Todavía no puede creer que esté en la bodega del barco, rumbo a… ¡América! Nunca olvidará el día de su renacimiento,  el veinticinco de abril de 1918. En esos momentos todo su cuerpo temblaba, y no era de frío. Yetta, viajaba sola, con su coraje como única compañía. Con ella viajaban familias enteras, ucranianas, rusas, polacas… huyendo de la gran guerra, de las  revueltas y sublevaciones que azotaban a Rusia y que parecían no tener fin. Cuando  atronó la bocina del barco  anunciando la partida, todas las personas allí hacinadas, se abrazaron entre llantos y risas, lanzando fuertes exclamaciones de júbilo, ¡Mazel Tov! (¡Buena suerte!)¡Lejaim! (¡Por la vida!). Yetta, se abrazaba y acunaba sola, repetía esas palabras en su interior, mientras un torrente de lágrimas bañaba su rostro. Por fin, se permitía llorar, y descargar las tensiones que había ido acumulando en sus veinte años de vida. Lloró hasta caer rendida de sueño, debido al agotamiento y a la angustia. En su mente se agolpaban los pensamientos…

Sus primeros recuerdos, eran jugando en la aldea rusa de Deblin con sus cinco hermanas mayores. Le gustaba recordar cuando su madre le contaba, que el día en que ella nació, cayó una nevada “histórica”, nunca antes vista. Hacía bromas, diciéndole que Yetta significaba “luz” y que ella era la luz de la familia, por lo que con dos velas bastaba para iluminar la estancia. También recordaba  como algunas vecinas, hablaban bajito cuando ella pasaba diciendo: “¡Vaya mala suerte que ha tenido el Rabino Isaac, la última también ha sido niña!”

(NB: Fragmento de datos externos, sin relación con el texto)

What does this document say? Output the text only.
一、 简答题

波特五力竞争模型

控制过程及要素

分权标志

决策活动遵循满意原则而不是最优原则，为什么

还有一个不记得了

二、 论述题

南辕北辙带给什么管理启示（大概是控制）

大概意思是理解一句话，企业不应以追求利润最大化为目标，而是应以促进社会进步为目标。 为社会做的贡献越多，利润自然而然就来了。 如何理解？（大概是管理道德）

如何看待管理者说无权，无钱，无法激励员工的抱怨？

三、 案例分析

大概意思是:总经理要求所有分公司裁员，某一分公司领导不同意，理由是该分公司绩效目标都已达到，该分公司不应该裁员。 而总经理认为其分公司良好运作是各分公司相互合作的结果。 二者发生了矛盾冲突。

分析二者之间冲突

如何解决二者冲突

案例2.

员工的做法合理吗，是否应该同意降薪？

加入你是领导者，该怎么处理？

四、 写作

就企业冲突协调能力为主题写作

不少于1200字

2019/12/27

De repente le vino a la mente, las palabras de su querido padre, “el maestro”, cuando con siete años la llamó porque  quería hablar con ella, a solas. La miraba con ternura y con una voz suave y de forma solemne, le dijo:” Hija, cuando tú naciste, yo deseaba con toda mi alma un varón, para poder transmitirle mi legado. Ya sabes que en nuestra religión el estudio está reservado solo a los hombres. Pero Yahvé  quiso que  vinieras tú. Y si insiste tanto en que solo tenga hijas, será por algo. Quizá me está poniendo a prueba. Por lo tanto, voy a modificar la tradición y te  enseñaré a leer y a escribir en hebreo, así como a interpretar la Torá, igual que si fueras un varón. Nadie de la aldea debe saberlo, ni siquiera tus hermanas. Será nuestro secreto”.

Cambió de postura, abrió un poco los ojos, confirmando la realidad; no era un sueño, estaba en el barco, bastante mareada, todo le daba vueltas. Decidió volver a refugiarse en sus recuerdos…

Visualizó cómo, a partir de entonces, por las mañanas ayudaba a su madre, junto con sus  hermanas, con las tareas de la casa. Hablaban sobre cotilleos, chismes, bulos que ocurrían en la aldea y que les causaban muchas risas. Por la tarde, acompañaba a su padre a la sinagoga, “para limpiarla” decía. Solía quedarse en el piso alto, reservado a las mujeres, escuchando como su padre, el Rabino, preparaba a los niños, para el Bar Mitzvah, una celebración de gran importancia que realizan los varones a los trece años. Desde el piso alto, escuchaba las sabias lecciones que  su padre impartía a los chicos de su edad, mientras ella, iba leyendo el mismo texto ¡Cuánto le habría gustado poder debatir con ellos,  poder argumentar  la Torá! No entendía por qué las mujeres estaban relegadas al conocimiento; pero era así, y debía aceptarlo. El momento mágico, era cuando todos se iban y se quedaba a solas hablando con su padre. Isaac, se asombraba de la capacidad de juicio y madurez que tenía su hija. El poder compartir con su padre, sus profundos conocimientos de la Torá, debatirlos, razonarlos, creciendo con los enfoques, ampliando las perspectivas según iba cumpliendo años, le hacía sentirse diferente, poderosa, como con alas. Tenía un gran secreto, que le compensaba guardar.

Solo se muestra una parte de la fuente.